La Lazio possiede il centro sportivo di Formello e in tre anni vuole acquistare il Flaminio: l’investitore, insomma, baderà più ai piani di sviluppo che alla situazione di oggi. E Cragnotti l’ha scritto: all’inizio nessuno potrà aspettarsi dividendi. Ieri il consiglio di amministrazione (Dino Zoff presidente, Elisabetta Cragnotti amministratore delegato ed i consiglieri Sergio, Andrea, Massimo Cragnotti – Elisabetta, Andrea e Massimo sono i figli del maggiore azionista Sergio -, Giovanni Gilardoni, Clemente Mimum, Antonio Nottola, Guido Pugliesi) ha fissato il prezzo dell’azione in 5.900 lire partendo dal minimo (4.500 lire) e dal massimo (6.500) espressi nel prospetto informativo e nella nota informativa sintetica depositati alla Consob sulle cui basi la Lazio ha ottenuto l’ok dalla Borsa Spa (presidente Stefano Preda, amministratore delegato Massimo Capuano) all’offerta pubblica di vendita e alla quotazione. Sararanno collocate sul mercato 20 milioni di azioni, corrispondenti al 43,27 del totale delle azioni. Sul mercato, quindi, saranno vendute azioni per 118 miliardi (col resto delle azioni si arriva al valore globale di 273 miliardi).

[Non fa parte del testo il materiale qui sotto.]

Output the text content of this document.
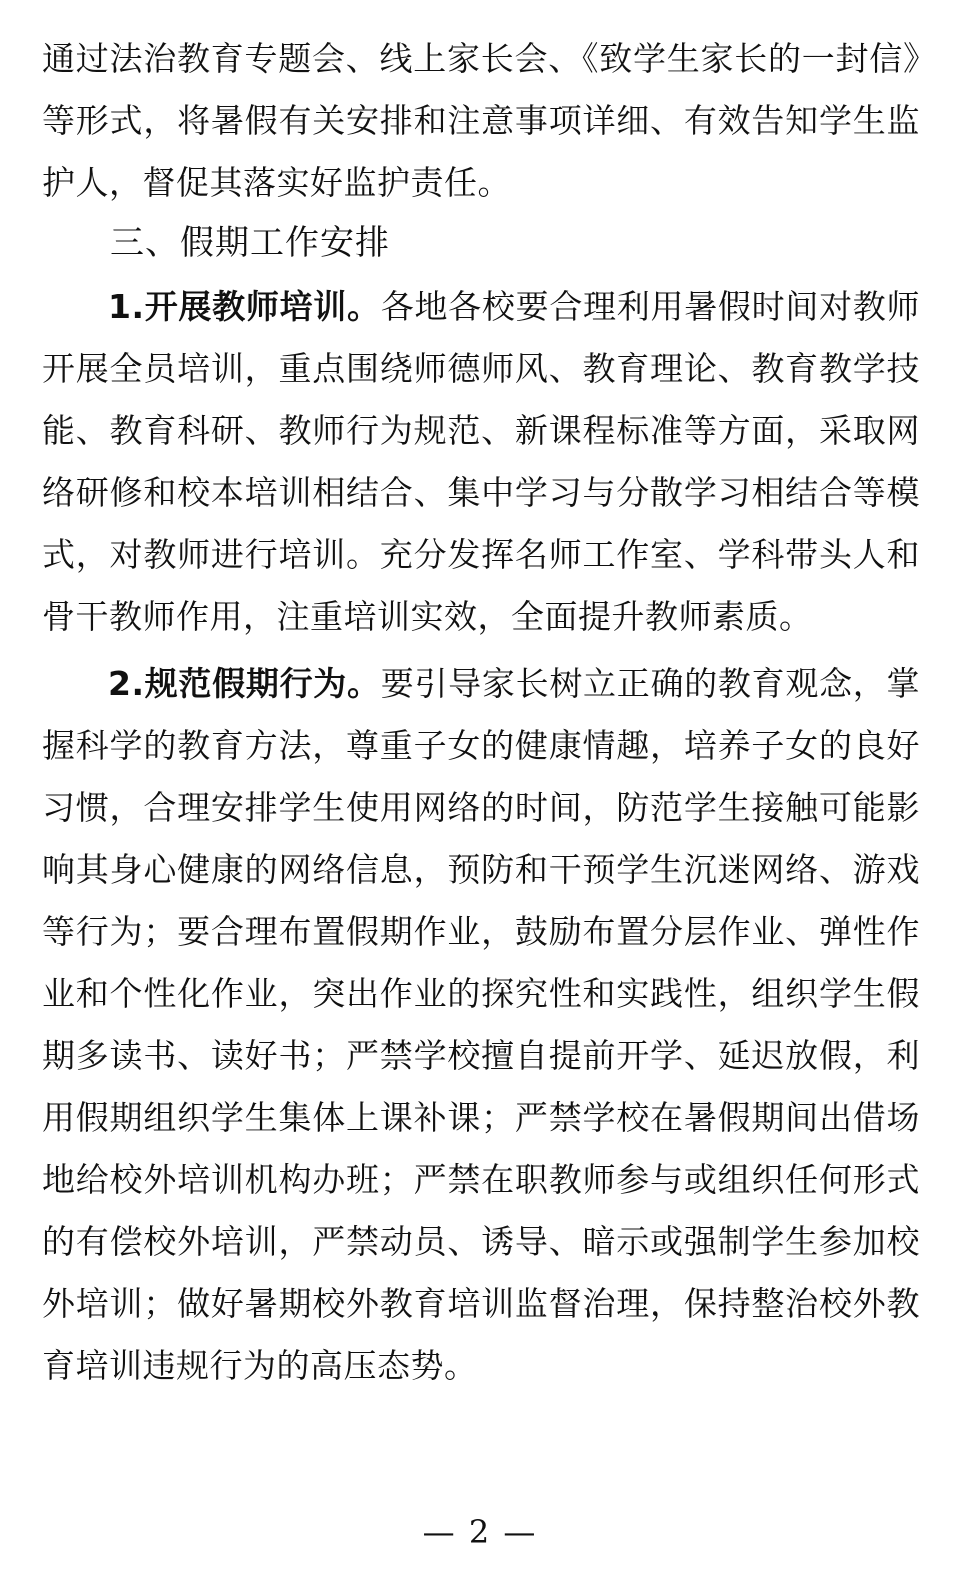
通过法治教育专题会、线上家长会、《致学生家长的一封信》等形式，将暑假有关安排和注意事项详细、有效告知学生监护人，督促其落实好监护责任。

三、假期工作安排

1.开展教师培训。各地各校要合理利用暑假时间对教师开展全员培训，重点围绕师德师风、教育理论、教育教学技能、教育科研、教师行为规范、新课程标准等方面，采取网络研修和校本培训相结合、集中学习与分散学习相结合等模式，对教师进行培训。充分发挥名师工作室、学科带头人和骨干教师作用，注重培训实效，全面提升教师素质。

2.规范假期行为。要引导家长树立正确的教育观念，掌握科学的教育方法，尊重子女的健康情趣，培养子女的良好习惯，合理安排学生使用网络的时间，防范学生接触可能影响其身心健康的网络信息，预防和干预学生沉迷网络、游戏等行为；要合理布置假期作业，鼓励布置分层作业、弹性作业和个性化作业，突出作业的探究性和实践性，组织学生假期多读书、读好书；严禁学校擅自提前开学、延迟放假，利用假期组织学生集体上课补课；严禁学校在暑假期间出借场地给校外培训机构办班；严禁在职教师参与或组织任何形式的有偿校外培训，严禁动员、诱导、暗示或强制学生参加校外培训；做好暑期校外教育培训监督治理，保持整治校外教育培训违规行为的高压态势。

— 2 —
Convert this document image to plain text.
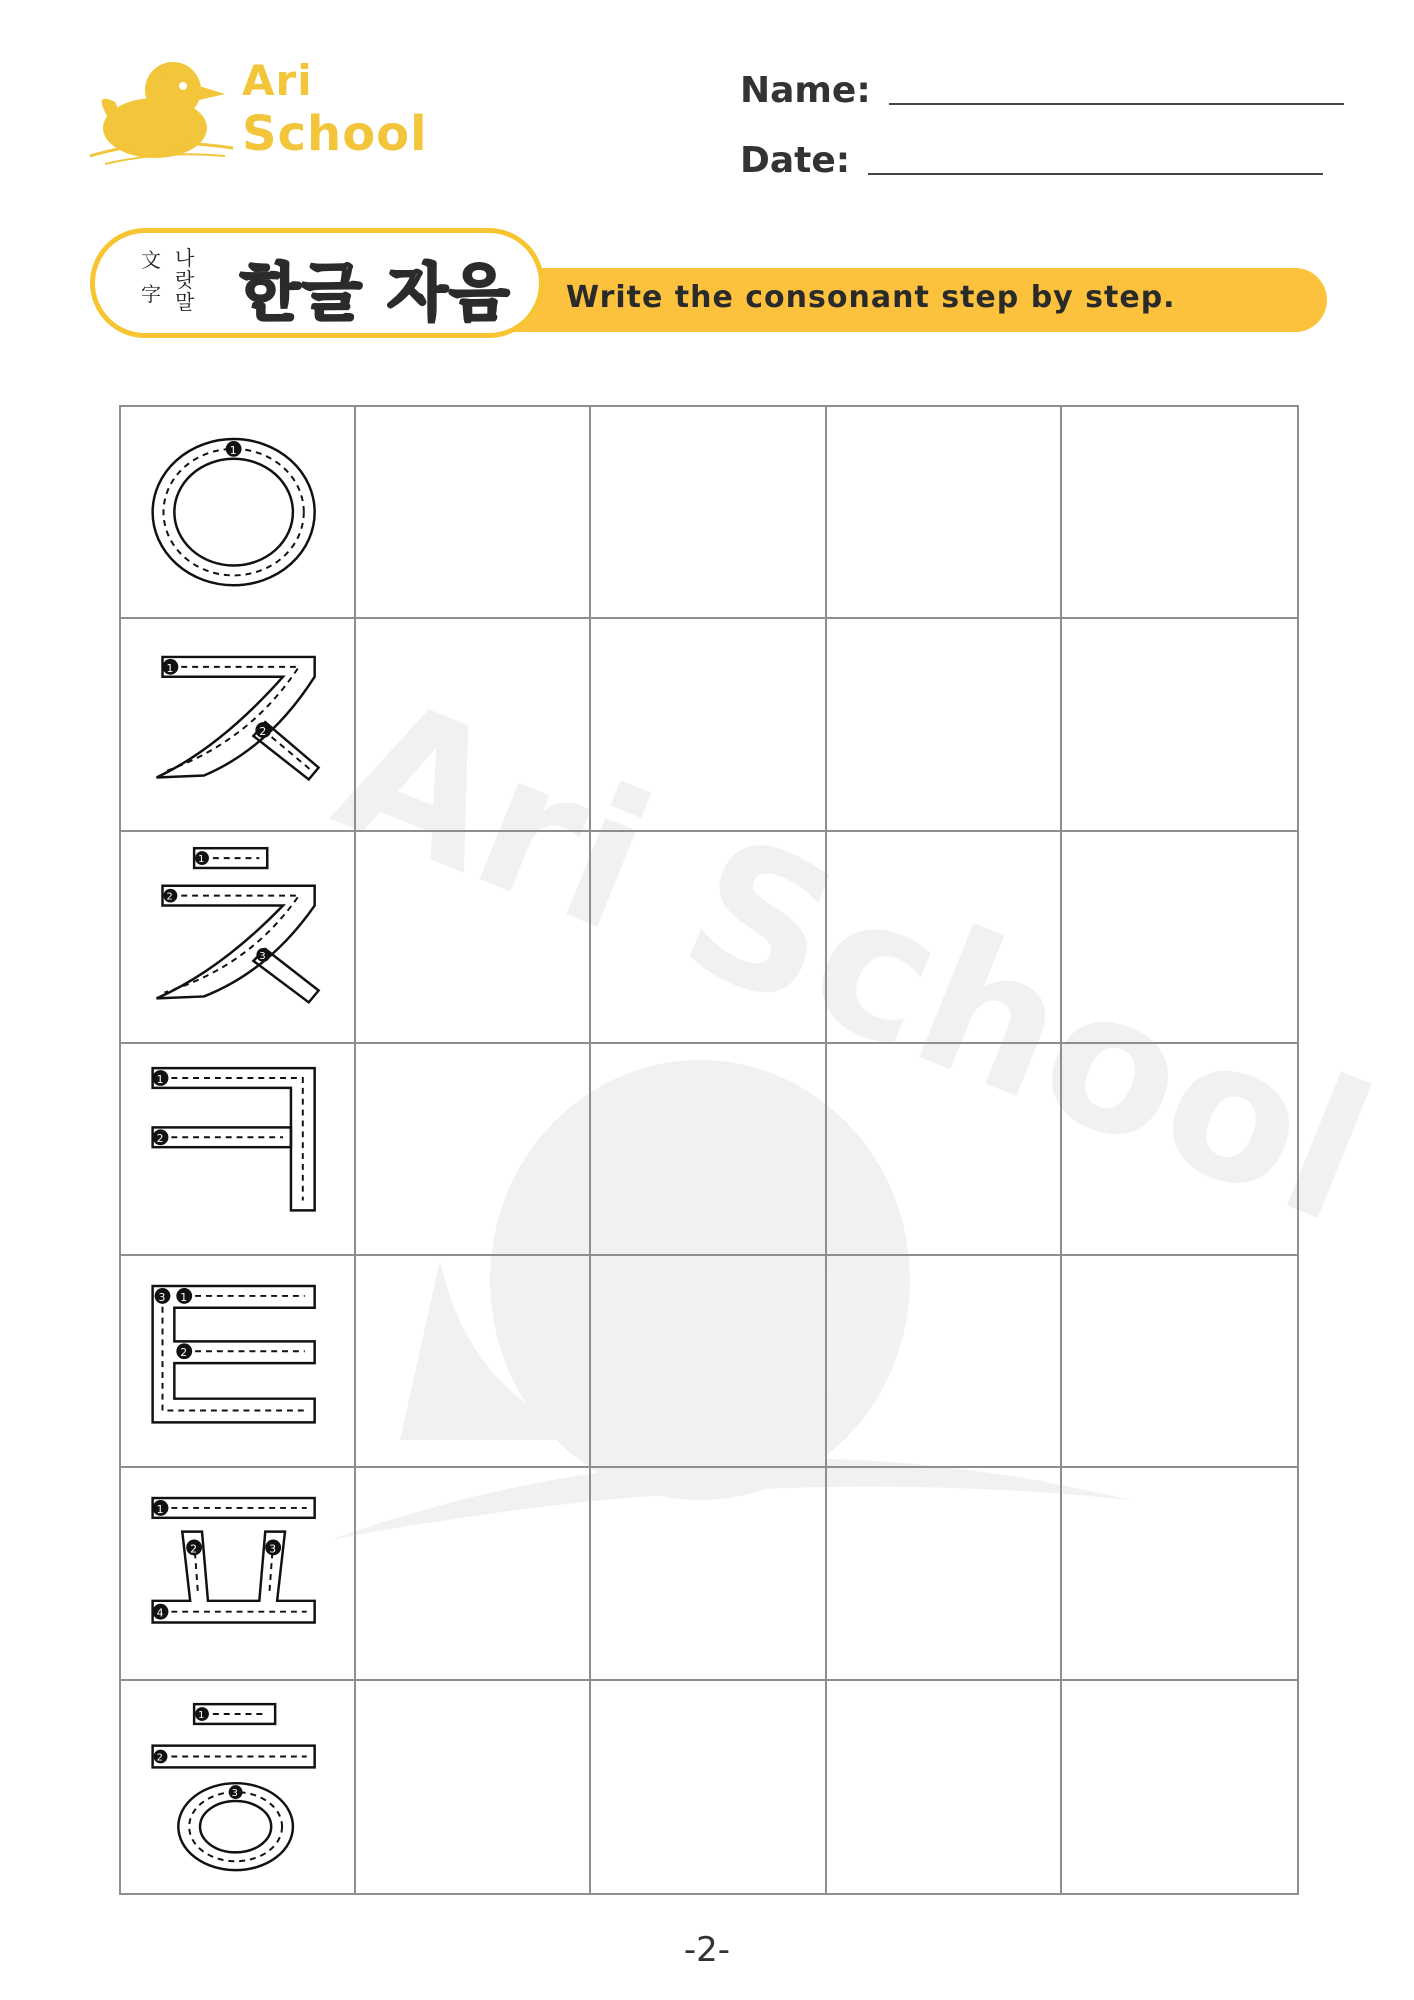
Ari School
Ari
School
Name:
Date:
Write the consonant step by step.
文
字
나
랏
말 한글 자음
1
1
2
1
2
3
1
2
3 1
2
1
2	3
4
1
2
3
-2-
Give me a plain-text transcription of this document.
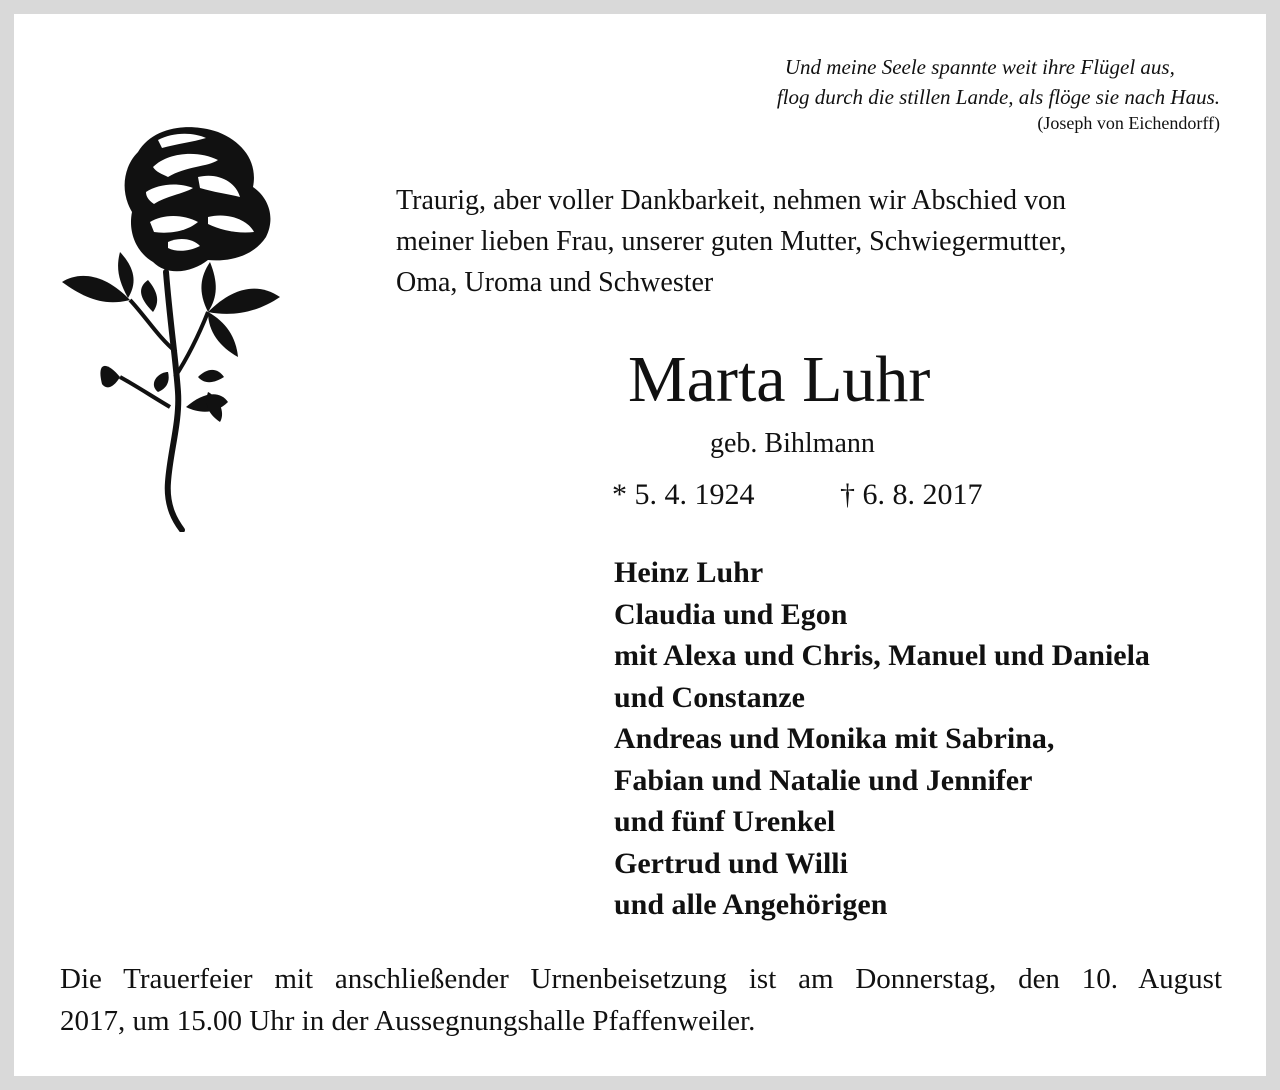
Und meine Seele spannte weit ihre Flügel aus,
flog durch die stillen Lande, als flöge sie nach Haus.
(Joseph von Eichendorff)
Traurig, aber voller Dankbarkeit, nehmen wir Abschied von
meiner lieben Frau, unserer guten Mutter, Schwiegermutter,
Oma, Uroma und Schwester
Marta Luhr
geb. Bihlmann
* 5. 4. 1924	† 6. 8. 2017
Heinz Luhr
Claudia und Egon
mit Alexa und Chris, Manuel und Daniela
und Constanze
Andreas und Monika mit Sabrina,
Fabian und Natalie und Jennifer
und fünf Urenkel
Gertrud und Willi
und alle Angehörigen
Die Trauerfeier mit anschließender Urnenbeisetzung ist am Donnerstag, den 10. August
2017, um 15.00 Uhr in der Aussegnungshalle Pfaffenweiler.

Del pacchetto di azioni in vendita, il 25% (29 miliardi e 500 milioni) sarà destinato agli investitori normali, quindi anche ai tifosi, che potranno acquistare domani e martedì partendo da un minimo di mille (5 milioni e 900 mila lire) attraverso il consorzio di queste 17 banche e società di intermediazione (Sim): Imi (è anche il potente sponsor che accompagna la Lazio nella quotazione, tra l’altro azionista della Borsa Spa); San Paolo; Banca Nazionale del lavoro; Banca di Roma; Banca Commerciale; Interbanca; Sim Albertini; Sim Aletti; Banca Popolare Verona e Banco San Geminiano e San Prospero; Banco Ambrosiano Veneto; Sim Finnat Euramerica; Sim Interimmobiliare Securities; Sim Rasfin; Banca Antoniana Popolare Veneta; Banca Fideuram; Banca Popolare dell’Emilia Romagna; Banca Popolare dell’Etruria e del Lazio. L’altro 75% del pacchetto (15 milioni di azioni: 88 miliardi e 500 milioni) sarà collocato presso investitori istituzionali: grandi gruppi e banche.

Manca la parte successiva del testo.